Residents Petition for Town Office Renovations

Last Tuesday, Nov. 5 former Middlebury selectboard Chairman John Tenny announced a citizens’ petition drive regarding the future of the Middlebury Town Offices. The petition’s goal is to make sure that the 2014 Town Meeting Day ballot has a bond vote regarding the new buildings, which includes a new town office and recreation center.

As reported in The Campus last Thursday, the future of the Middlebury Town Offices and new recreation center is a big topic in town and is somewhat controversial and divisive within the community.

The current plan for the new municipal buildings includes a land-swap with the College and the town of Middlebury. In addition to the land-swap, the College would also donate $5.5 million to help fund the $7.5 million project.

The new municipal building would be located at 77 Main St. and the new recreation center would be built off Mary Hogan Drive, near the elementary school. The College would then receive the parcel of land on which the Town Offices currently stand and will turn that piece of land into a public park.

The citizen-led petition started by Tenny, which needs to garner the signatures of at least 10 percent of Middlebury’s registered voters, wouldn’t necessarily be questioning, endorsing or derailing the current plan.
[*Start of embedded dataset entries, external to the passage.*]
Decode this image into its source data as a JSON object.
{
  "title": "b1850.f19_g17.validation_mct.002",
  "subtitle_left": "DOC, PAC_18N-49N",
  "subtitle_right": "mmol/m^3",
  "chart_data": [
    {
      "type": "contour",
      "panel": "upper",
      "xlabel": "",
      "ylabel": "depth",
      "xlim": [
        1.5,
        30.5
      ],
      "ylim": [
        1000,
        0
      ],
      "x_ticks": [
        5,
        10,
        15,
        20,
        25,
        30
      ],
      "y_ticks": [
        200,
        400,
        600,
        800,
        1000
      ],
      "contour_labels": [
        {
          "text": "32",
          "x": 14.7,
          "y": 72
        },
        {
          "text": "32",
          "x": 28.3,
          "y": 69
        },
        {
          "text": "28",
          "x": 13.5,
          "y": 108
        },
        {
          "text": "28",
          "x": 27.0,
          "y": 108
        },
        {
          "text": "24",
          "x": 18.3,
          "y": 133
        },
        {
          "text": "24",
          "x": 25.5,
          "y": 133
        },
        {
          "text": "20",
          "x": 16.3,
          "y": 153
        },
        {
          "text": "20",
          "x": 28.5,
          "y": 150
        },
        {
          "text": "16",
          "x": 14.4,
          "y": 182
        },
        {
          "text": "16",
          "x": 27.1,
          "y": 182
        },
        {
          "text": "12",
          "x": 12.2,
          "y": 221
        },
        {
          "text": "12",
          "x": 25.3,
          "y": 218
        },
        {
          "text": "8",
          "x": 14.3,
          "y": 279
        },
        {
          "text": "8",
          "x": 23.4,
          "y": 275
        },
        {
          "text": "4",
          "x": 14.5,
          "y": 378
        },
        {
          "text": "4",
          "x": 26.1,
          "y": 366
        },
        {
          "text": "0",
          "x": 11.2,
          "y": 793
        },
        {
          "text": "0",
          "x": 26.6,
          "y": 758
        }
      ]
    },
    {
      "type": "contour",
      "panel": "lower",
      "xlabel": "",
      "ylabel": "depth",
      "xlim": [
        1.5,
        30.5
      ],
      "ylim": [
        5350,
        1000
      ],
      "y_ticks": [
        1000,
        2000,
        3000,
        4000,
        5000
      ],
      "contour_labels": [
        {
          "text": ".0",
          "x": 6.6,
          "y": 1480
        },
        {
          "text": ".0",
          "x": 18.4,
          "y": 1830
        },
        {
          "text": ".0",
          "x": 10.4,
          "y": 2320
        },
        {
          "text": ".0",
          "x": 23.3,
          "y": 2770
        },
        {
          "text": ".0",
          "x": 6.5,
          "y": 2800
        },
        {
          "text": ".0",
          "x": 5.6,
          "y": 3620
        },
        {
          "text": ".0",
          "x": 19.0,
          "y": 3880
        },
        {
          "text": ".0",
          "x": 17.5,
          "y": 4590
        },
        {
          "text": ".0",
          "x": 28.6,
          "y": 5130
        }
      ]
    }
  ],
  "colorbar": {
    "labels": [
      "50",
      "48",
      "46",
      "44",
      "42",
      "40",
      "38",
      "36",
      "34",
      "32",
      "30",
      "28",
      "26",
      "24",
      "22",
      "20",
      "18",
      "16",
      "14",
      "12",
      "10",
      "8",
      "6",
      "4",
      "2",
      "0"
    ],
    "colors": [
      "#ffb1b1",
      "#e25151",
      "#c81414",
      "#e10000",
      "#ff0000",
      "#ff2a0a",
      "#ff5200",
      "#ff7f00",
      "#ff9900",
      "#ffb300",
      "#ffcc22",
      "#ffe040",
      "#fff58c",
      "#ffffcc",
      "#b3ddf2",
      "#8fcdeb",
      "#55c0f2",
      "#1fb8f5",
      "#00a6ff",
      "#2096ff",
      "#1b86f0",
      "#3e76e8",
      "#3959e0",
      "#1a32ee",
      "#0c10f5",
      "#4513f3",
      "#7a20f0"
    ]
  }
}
The goal is merely to open up the issue to the public and create more dialogue and discussion throughout the community in general.

“[The petition] certainly doesn’t take away the work of this board; what it does is make it the work of the whole community,” Tenny said in the Addison Independent.

“The whole community then can have a good discussion,” Tenny said. “I hope that while the petition will be one in support of the issue, it could be supported by those who might oppose the issue because they should have the opportunity to vote.”

Reasons for opposition vary but they are certainly voiced in the community. One concern is that there won’t be enough parking space and that the traffic around Mary Hogan Elementary will become more congested and difficult to manage than it already is.

Another less quotidian concern is that the College is encroaching on the Town of Middlebury. Although the current plan to relocate the municipal buildings is the only one on the table at the moment, some residents still are voicing their preferences to have the new buildings rebuilt on the current town office site.

All of these concerns are difficult to balance, but one that may be mitigated is the worry by some residents that the public wasn’t included in the process from the beginning. This petition gives more voice to the general community, especially with the potential to have a bond placed on the ballot in 2014.